I am stuck on this. I need help with:

1. the sum of squares (SS), df, and Mean Square (MS); the table has multiple choice answers in bold.

2. The question: In some ANOVA summary tables you will see, the labels in the first (source) column are Treatment, Error, and Total. Which of the following reasons best explains why the within-treatments variance is sometimes referred to as the "error variance"?

3. Bottom part (it also has multiple choice answers in bold.

ANOVA calculations and rejection of the null hypothesis

The following table summarizes the results of a study on SAT prep courses, comparing SAT scores of students in a private preparation class, a high school preparation class, and no preparation class. Use the information from the table to answer the remaining questions.

Treatment	Number of Observations	Sample Mean	Sum of Squares (SS)
Private prep class	60	650	132,750.00
High school prep class	60	645	147,500.00
No prep class	60	625	162,250.00

Using the data provided, complete the partial ANOVA summary table that follows. (Hint: T, the treatment total, can be calculated as the sample mean times the number of observations. G, the grand total, can be calculated from the values of T once you have calculated them.)
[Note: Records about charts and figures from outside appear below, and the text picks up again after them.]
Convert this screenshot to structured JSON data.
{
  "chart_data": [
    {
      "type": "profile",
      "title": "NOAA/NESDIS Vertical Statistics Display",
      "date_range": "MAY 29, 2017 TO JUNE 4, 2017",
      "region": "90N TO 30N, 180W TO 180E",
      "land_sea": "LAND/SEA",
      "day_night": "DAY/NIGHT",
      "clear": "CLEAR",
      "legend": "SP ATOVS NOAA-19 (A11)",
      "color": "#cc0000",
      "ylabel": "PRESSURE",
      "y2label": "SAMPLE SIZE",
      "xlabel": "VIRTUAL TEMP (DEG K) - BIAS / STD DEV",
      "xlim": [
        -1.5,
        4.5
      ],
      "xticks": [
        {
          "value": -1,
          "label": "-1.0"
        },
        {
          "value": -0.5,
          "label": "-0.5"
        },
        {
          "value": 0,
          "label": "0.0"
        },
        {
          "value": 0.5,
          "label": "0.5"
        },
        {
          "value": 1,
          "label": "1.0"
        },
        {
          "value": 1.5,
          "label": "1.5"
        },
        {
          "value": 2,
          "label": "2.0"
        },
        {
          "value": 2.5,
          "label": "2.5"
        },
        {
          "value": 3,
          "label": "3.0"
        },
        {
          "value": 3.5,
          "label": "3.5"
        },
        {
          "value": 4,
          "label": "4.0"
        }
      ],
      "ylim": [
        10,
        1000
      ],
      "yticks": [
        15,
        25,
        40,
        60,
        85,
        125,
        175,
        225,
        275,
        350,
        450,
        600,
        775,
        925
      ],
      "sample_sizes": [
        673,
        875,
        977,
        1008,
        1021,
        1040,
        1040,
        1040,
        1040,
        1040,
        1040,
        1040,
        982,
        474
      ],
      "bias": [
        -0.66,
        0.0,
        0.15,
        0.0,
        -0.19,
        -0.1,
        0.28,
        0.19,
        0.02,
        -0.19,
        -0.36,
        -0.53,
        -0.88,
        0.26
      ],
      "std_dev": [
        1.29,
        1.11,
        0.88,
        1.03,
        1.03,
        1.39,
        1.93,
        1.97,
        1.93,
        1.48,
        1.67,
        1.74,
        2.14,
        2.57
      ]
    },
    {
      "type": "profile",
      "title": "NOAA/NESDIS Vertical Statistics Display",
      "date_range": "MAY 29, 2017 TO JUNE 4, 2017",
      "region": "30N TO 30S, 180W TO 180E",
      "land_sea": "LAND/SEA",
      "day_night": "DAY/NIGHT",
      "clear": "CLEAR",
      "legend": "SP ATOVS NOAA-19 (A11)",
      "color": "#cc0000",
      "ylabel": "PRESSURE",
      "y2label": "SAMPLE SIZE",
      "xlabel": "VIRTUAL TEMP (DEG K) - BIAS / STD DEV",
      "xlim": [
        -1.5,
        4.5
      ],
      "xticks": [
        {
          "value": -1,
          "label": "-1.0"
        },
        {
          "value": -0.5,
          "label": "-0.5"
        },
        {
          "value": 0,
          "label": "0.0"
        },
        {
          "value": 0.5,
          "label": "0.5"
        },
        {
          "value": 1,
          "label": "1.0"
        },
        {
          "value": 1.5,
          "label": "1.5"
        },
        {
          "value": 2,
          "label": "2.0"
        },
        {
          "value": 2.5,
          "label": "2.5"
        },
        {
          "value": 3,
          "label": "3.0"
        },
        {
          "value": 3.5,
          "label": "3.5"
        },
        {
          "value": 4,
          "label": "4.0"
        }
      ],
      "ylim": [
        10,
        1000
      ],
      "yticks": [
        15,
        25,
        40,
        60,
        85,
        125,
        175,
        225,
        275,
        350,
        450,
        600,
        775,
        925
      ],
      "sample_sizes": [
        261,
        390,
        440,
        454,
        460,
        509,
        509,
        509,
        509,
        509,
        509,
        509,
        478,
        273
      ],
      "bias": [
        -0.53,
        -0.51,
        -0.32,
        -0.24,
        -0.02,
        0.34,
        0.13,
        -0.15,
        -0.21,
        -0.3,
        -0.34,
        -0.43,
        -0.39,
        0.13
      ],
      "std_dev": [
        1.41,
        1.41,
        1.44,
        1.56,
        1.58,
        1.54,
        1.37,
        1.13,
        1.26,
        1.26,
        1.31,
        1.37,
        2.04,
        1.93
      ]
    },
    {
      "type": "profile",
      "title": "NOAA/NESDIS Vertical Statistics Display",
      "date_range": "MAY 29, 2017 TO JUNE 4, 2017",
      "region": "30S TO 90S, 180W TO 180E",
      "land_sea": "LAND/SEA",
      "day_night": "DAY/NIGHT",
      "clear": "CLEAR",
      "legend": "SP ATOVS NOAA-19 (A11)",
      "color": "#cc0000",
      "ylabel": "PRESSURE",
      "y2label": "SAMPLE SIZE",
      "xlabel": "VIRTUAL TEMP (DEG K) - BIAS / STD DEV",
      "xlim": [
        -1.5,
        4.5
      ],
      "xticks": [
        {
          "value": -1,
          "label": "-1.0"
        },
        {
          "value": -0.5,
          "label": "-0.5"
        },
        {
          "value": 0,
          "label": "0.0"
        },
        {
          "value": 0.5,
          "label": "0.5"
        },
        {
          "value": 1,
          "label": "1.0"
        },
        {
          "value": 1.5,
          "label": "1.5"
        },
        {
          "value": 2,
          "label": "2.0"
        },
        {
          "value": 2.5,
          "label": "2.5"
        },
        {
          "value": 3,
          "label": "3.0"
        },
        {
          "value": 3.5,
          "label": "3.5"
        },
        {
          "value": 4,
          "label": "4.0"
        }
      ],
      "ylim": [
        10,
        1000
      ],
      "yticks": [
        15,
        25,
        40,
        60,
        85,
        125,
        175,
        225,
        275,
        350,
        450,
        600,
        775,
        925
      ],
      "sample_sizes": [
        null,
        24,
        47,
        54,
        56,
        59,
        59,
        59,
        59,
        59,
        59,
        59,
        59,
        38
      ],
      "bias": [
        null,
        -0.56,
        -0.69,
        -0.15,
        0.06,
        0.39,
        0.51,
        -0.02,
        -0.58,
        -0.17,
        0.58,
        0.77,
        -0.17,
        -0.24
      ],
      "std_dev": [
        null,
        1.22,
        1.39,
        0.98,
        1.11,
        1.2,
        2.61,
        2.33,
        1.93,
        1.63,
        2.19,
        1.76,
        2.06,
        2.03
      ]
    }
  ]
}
Source	Sum of Squares (SS)	df	Mean Square (MS)
Between treatments	22,500.00; 21, 000.00; 31,500.00; or 367,500.00	2, 3, 59, or 177	8,750.00; 10,500.00; or 7,000.00
Within treatments	367,500.00; 442,500.00; 292,500.00; or 453,375.00	177, 59, 2, or 3	367,500.00; 2,500.00; or 442,500.00

In some ANOVA summary tables you will see, the labels in the first (source) column are Treatment, Error, and Total. Which of the following reasons best explains why the within-treatments variance is sometimes referred to as the "error variance"?

A. The within-treatments variance measures random, unsystematic differences within each of the samples assigned to each of the treatments. These differences are notdue to treatment effects because everyone within each sample received the same treatment; therefore, the differences are sometimes referred to as "error."

B. Differences among members of the sample who received the same treatment occur when the researcher makes an error, and thus these differences are sometimes referred to as "error."

C. Differences among members of the sample who received the same treatment occur because some treatments are more effective than others, so it would be an error to receive the less superior treatments.

D. The within-treatments variance measures treatment effects as well as random, unsystematic differences within each of the samples assigned to each of the treatments. These differences represent all of the variations that could occur in a study; therefore, they are sometimes referred to as "error."

In ANOVA, the F test statistic is the (product, difference, sum, ratio) of the between-treatments variance and the within-treatments variance. The value of the F test statistic is (4.20, 0.24, 0.26, 1.05)

When the null hypothesis is true, the F test statistic is (close to 1, close to 0, large). When the null hypothesis is false, the F test statistic is most likely (large, close to 1, close to 0). In general, you should reject the null hypothesis for (values of the F test statistic close to 1, values of the F test statistic close to 0, large values of the F test statistic).